6-GPU multiplexer from K80s ‚ hot-swap between models in 0.3ms
A custom kernel module switches between loaded models in just 0.3 milliseconds using repurposed K80 GPUs.
An independent developer, leveraging skills honed on the Boot AI project, has engineered a novel system that multiplexes six GPU dies through a single PCIe slot. The hardware core consists of a repurposed BTC-S37 cryptocurrency mining motherboard and three NVIDIA K80 dual-GPU cards, providing a total of 72GB of VRAM for approximately $200. The breakthrough is a custom Linux kernel module that allows the system to hot-swap between fully loaded AI models in an average of just 0.3 milliseconds, with testing showing zero degradation over ten rapid swap cycles. Each of the six GPU dies can hold a different model persistently in memory.

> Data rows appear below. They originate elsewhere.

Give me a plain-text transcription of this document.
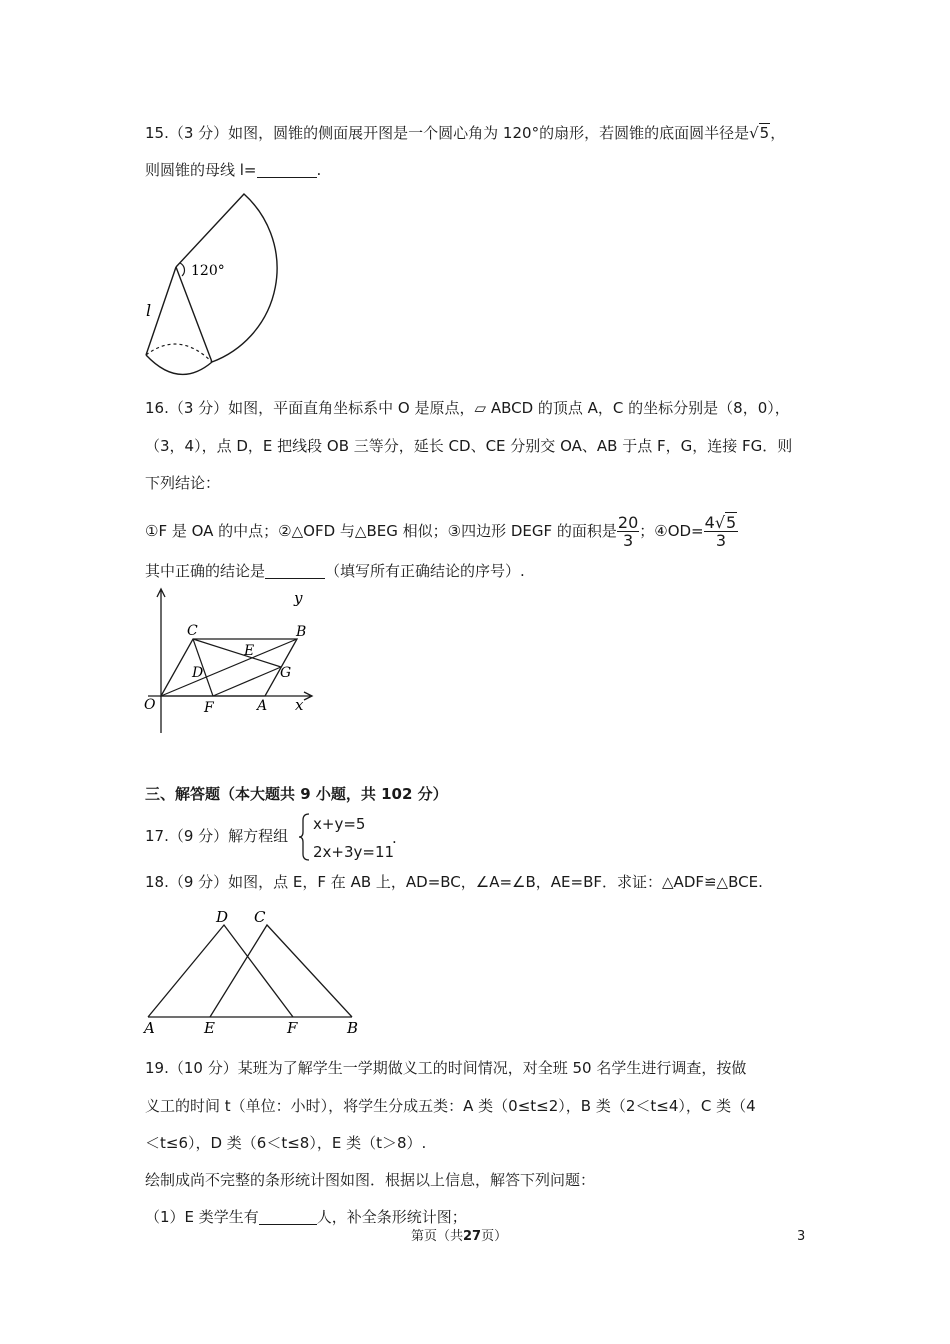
15.（3 分）如图，圆锥的侧面展开图是一个圆心角为 120°的扇形，若圆锥的底面圆半径是√5，
则圆锥的母线 l=	.
120°
l
16.（3 分）如图，平面直角坐标系中 O 是原点，▱ ABCD 的顶点 A，C 的坐标分别是（8，0），
（3，4），点 D，E 把线段 OB 三等分，延长 CD、CE 分别交 OA、AB 于点 F，G，连接 FG．则
下列结论：
①F 是 OA 的中点；②△OFD 与△BEG 相似；③四边形 DEGF 的面积是 $\frac{20}{3}$ ；④OD= $\frac{4√5}{3}$
其中正确的结论是	（填写所有正确结论的序号）.
y
C	B
E
D	G
O	F	A x
三、解答题（本大题共 9 小题，共 102 分）
17.（9 分）解方程组
x+y=5
2x+3y=11
.
18.（9 分）如图，点 E，F 在 AB 上，AD=BC，∠A=∠B，AE=BF．求证：△ADF≌△BCE.
D C
A	E	F	B
19.（10 分）某班为了解学生一学期做义工的时间情况，对全班 50 名学生进行调查，按做
义工的时间 t（单位：小时），将学生分成五类：A 类（0≤t≤2），B 类（2＜t≤4），C 类（4
＜t≤6），D 类（6＜t≤8），E 类（t＞8）.
绘制成尚不完整的条形统计图如图．根据以上信息，解答下列问题：
（1）E 类学生有	人，补全条形统计图；
第页（共27页）	3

The inference engine is written in pure C with zero Python dependencies, emphasizing performance and low-level control. In initial tests, the setup achieved 38 tokens per second decoding with a quantized RWKV-X 0.2B model. The project's goal is to eventually fill all eight slots on the mining board, creating a ultra-low-cost, multi-model inference server where models can be loaded and switched at will. This hack demonstrates a significant proof-of-concept for maximizing the utility of obsolete, high-VRAM hardware like mining rigs and server-grade K80s, which are otherwise challenging to utilize efficiently.
- Built with $200 of repurposed hardware: a BTC-S37 mining motherboard and 3 NVIDIA K80 cards (6 dies, 72GB VRAM).
- Custom Linux kernel module enables 0.3ms model switching with persistent model storage on each GPU die.
- Pure C inference engine delivers 38 tok/s on a test model, offering a blueprint for budget multi-model serving.
Why It Matters
It provides a blueprint for affordable, high-availability AI inference, making multi-model serving accessible with repurposed hardware.